3. Eat Fermented Foods and Take Probiotics Daily
Good bacteria are a type of beneficial bacteria that live in your gut and help to keep you healthy. These bacteria interact with the lining of your intestines to:
- Protect your body from harmful invaders
- Help your immune system function properly
- Reduce chronic inflammation.
They’re also important for maintaining a balanced gut microbiome, which is essential for good digestive health. To help support the “good” bacteria, try to incorporate the fermented foods listed into your daily die.
- Yogurt – If you are sensitive or allergic to milk, there are non-dairy yogurts made from soy, coconut, or almond milk.
- Raw unpasteurized sauerkraut
Another way to support your gut health is with probiotics or friendly, health –promoting bacteria.
The friendly bacteria in probiotics can create a physical barrier against unfriendly bacteria in the gut, thus protecting against infection. Probiotics can also improve digestion and the absorption of food and nutrients, which can help maintain a healthy gut environment.

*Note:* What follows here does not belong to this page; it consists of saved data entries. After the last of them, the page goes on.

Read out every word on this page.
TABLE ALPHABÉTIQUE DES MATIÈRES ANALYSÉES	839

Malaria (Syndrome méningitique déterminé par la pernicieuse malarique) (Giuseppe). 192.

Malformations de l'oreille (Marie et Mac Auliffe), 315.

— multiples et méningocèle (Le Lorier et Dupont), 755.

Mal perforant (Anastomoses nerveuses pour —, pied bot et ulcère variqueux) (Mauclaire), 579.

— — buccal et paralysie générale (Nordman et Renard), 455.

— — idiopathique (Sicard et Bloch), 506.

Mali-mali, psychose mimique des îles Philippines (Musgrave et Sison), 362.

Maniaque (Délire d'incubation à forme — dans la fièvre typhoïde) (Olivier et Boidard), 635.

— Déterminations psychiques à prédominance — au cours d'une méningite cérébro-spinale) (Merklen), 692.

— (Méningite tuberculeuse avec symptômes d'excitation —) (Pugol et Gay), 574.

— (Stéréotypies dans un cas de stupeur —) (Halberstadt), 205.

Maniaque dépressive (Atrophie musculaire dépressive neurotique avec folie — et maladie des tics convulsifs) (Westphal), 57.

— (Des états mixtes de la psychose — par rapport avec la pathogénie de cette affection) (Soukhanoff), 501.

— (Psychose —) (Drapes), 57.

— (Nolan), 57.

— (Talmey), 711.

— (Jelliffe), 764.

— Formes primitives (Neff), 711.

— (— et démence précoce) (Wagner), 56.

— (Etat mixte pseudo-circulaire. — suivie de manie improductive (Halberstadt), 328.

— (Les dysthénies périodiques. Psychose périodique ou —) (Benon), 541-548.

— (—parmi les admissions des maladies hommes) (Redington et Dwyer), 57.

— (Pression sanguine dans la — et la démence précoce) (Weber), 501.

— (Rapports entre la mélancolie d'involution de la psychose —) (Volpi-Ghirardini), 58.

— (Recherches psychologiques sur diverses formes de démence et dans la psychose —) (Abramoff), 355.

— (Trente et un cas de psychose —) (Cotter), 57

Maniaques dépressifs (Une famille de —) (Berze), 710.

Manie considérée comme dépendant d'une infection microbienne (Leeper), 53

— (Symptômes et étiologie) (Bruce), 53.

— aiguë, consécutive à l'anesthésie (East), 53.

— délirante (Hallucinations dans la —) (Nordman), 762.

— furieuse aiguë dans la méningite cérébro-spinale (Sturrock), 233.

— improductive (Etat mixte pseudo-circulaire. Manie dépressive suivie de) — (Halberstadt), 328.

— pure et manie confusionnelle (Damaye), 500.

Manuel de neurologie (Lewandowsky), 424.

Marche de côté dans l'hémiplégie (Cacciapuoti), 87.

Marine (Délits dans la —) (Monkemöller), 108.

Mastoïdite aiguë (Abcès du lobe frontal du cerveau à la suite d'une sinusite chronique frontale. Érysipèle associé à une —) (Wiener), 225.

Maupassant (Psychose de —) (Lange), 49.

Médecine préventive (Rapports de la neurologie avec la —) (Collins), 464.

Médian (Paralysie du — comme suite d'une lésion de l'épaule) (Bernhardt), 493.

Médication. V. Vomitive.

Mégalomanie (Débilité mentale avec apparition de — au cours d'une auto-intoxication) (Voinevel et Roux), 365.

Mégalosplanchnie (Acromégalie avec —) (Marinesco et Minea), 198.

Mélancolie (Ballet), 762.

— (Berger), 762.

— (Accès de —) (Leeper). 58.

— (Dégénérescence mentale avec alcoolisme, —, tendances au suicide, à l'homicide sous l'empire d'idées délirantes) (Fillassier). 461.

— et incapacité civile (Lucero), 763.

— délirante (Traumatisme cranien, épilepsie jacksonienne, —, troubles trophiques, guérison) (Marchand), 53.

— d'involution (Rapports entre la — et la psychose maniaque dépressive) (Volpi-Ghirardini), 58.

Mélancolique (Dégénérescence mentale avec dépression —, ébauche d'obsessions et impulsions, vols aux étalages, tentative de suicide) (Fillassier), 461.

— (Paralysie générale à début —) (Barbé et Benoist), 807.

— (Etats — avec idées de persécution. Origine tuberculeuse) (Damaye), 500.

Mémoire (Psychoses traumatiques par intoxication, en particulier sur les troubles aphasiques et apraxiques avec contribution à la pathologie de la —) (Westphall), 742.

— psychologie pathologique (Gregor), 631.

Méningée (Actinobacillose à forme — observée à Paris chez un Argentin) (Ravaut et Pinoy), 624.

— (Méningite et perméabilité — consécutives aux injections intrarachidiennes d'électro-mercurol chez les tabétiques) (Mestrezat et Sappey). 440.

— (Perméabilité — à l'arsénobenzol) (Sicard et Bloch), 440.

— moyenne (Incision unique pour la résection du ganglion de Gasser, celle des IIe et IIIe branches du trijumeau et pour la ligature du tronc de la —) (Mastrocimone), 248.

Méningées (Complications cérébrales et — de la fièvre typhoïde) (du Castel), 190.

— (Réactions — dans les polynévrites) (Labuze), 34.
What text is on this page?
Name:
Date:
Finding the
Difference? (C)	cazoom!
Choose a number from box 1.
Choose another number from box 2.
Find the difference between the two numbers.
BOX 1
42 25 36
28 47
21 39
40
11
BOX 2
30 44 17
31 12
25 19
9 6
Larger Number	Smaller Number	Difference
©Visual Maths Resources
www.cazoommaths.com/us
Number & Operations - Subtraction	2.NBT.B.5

Forum Health’s Inwell Biosciences offers nutraceutical-grade probiotics with some specific to your particular health need. They also make a number of other supplements designed to support GI health containing such things as glutamine, deglycerrhizinated licorice (DGL), peppermint oil, and several other nutriceuticals. Some are specifically designed to support healing of particular GI issues.
4. Speak to a Functional Medicine Gut Health Specialist
Seeing a gut health specialist who practices functional or integrative medicine can provide numerous benefits including:
- Accurate diagnosis: A gut health specialist has the expertise to address the root cause and accurately diagnose gut-related health conditions, such as irritable bowel syndrome (IBS), Crohn’s disease, and ulcerative colitis. This can lead to more effective treatment and management of these conditions.
- Personalized treatment: Every patient’s gut health issues are unique, and a gut health specialist can provide personalized treatment plans based on each patient’s individual needs. This can include diet and lifestyle changes, medication, and/or supplements.
- Improved gut health: By working with a gut health specialist, you can often reduce symptoms such as bloating, diarrhea, and constipation, and improve overall gut health. This can lead to better digestion, increased nutrient absorption, and a stronger immune system.
- Better mental health: The gut-brain connection is strong, and gut health issues can often lead to anxiety, depression, and other mental health issues. A gut health specialist can address these issues and help patients improve their mental health as well as their gut health.
- Preventative care: A gut health specialist can help patients identify potential gut health issues before they become serious. By addressing these issues early, patients can often prevent more serious gut health conditions from developing.